The Pros and Cons of CSS
January 24, 2015
•Web Design and Development
• 0 Comments
The pros and cons of CSS are not very well known outside of the Web design community. Nevertheless, professional designers and Web design students have to know CSS to apply consistent formatting across multiple pages and different websites. Knowing how to do this is almost essential to perform any serious Web design project, but the pros and cons of CSS should be outlined for those thinking about using it or starting a degree program in Web design.
What Is CSS?
CSS is simply a grouping of text-based code that overrides an Internet browser's default formatting to the Web designer's preferred style and format. CSS works in tandem with HTML to control the appearance of multiple pages and websites so that Web designers and developers do not have to spend the time making individual pages all look the same — an impossible feat if a website contains several hundred pages.
Pros of CSS
Aside from making the formatting and style of Web pages conform to a single format or style with just one piece of code, CSS has many other features enjoyed by designers, including the following:
- Speed of Design: CSS helps developers quickly create multiple pages in the same style and format.

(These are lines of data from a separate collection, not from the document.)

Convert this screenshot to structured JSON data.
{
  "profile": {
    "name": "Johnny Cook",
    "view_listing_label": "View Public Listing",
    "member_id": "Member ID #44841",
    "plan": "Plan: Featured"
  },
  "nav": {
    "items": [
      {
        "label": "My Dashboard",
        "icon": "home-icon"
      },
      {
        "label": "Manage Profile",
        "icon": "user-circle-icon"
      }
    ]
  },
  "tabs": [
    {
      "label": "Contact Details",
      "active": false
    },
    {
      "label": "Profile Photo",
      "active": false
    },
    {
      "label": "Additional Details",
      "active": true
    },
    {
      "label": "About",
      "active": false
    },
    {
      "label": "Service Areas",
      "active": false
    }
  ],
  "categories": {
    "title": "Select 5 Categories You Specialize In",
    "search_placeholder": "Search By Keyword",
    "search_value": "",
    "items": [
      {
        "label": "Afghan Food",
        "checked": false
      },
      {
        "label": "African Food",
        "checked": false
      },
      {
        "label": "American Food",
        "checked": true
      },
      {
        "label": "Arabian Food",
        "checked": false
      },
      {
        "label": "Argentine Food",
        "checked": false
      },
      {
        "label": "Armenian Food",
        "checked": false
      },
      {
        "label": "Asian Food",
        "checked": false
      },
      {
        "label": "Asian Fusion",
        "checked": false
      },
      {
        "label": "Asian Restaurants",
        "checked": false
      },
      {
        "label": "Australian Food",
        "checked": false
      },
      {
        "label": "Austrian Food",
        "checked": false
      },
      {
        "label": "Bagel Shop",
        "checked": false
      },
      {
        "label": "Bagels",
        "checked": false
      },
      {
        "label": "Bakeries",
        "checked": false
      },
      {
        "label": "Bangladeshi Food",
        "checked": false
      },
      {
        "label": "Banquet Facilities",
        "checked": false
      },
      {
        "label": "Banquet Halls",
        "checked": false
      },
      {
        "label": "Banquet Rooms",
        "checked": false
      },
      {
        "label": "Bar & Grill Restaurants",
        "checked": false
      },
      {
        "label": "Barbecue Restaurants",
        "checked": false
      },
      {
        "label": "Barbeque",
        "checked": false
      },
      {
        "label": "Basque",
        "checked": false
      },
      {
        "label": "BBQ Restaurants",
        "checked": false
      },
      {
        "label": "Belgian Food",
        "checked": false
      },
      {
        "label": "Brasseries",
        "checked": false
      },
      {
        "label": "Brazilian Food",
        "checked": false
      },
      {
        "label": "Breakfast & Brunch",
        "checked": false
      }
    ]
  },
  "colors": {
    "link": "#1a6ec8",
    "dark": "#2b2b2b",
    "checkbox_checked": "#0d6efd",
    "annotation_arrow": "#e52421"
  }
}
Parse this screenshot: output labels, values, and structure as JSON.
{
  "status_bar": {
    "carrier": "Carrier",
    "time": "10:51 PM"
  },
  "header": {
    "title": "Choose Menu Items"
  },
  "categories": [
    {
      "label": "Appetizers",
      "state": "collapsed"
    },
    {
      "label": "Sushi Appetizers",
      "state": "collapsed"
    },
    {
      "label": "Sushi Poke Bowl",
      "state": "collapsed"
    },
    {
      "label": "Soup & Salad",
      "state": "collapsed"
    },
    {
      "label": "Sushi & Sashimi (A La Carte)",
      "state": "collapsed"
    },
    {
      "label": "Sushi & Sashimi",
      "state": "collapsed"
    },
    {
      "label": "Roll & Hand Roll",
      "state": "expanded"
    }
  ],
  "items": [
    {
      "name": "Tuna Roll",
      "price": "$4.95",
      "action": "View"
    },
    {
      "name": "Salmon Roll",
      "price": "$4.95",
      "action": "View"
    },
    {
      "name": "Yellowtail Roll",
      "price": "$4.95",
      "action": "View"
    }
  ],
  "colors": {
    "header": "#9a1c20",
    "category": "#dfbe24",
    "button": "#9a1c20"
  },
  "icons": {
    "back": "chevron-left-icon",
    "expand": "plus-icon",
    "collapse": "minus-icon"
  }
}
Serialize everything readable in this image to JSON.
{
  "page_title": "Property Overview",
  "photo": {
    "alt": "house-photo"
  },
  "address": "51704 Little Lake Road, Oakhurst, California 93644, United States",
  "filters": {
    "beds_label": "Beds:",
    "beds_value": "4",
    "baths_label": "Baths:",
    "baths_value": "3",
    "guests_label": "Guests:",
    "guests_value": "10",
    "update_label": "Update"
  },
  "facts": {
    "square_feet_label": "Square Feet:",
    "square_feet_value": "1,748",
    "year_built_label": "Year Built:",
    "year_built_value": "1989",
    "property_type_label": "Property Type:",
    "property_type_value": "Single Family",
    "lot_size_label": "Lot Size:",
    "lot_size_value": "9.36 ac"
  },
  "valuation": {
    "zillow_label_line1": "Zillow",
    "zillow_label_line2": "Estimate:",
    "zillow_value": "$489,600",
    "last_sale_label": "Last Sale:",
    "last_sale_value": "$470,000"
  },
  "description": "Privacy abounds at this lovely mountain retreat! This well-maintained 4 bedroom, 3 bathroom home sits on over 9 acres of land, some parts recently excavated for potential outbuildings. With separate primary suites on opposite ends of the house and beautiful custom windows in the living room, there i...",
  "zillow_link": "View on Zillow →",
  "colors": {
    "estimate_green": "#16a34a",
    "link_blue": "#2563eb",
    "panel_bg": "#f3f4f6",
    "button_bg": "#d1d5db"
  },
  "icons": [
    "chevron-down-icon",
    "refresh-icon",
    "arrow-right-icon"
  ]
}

- Consistency: CSS helps establish a consistent framework that Web designers can use across all the sites they build.
- Ease of Use: CSS is easy to learn, and there are many tutorials and forums online to help designers in a pinch.
- Multiple Browser Support: CSS works with Internet Explorer, Firefox, Chrome and more.
Cons of CSS
While CSS has several benefits, some designers are quick to list the following cons:
- Speed: Downloading an HTML page will always take longer if CSS is embedded within it. However, with ever-increasing Internet speeds, this is less of a problem than you might imagine.
- Weirdness: While CSS is easy to use and understand, its syntax is very different from HTML and not terribly user-friendly. This forces developers to take time to learn two different types of code and then understand how they interact with each other.
- Complications: CSS can get messy and complicate the creation of websites with third-party software, such as Dreamweaver or Microsoft FrontPage.
Though there are advantages of CSS that outweigh its shortcomings, designers and developers should know what they are getting themselves into before they attempt to learn or implement CSS in their Web pages. Knowing the code's pitfalls ahead of time can help designers curtail some unforeseen complications when they create their websites.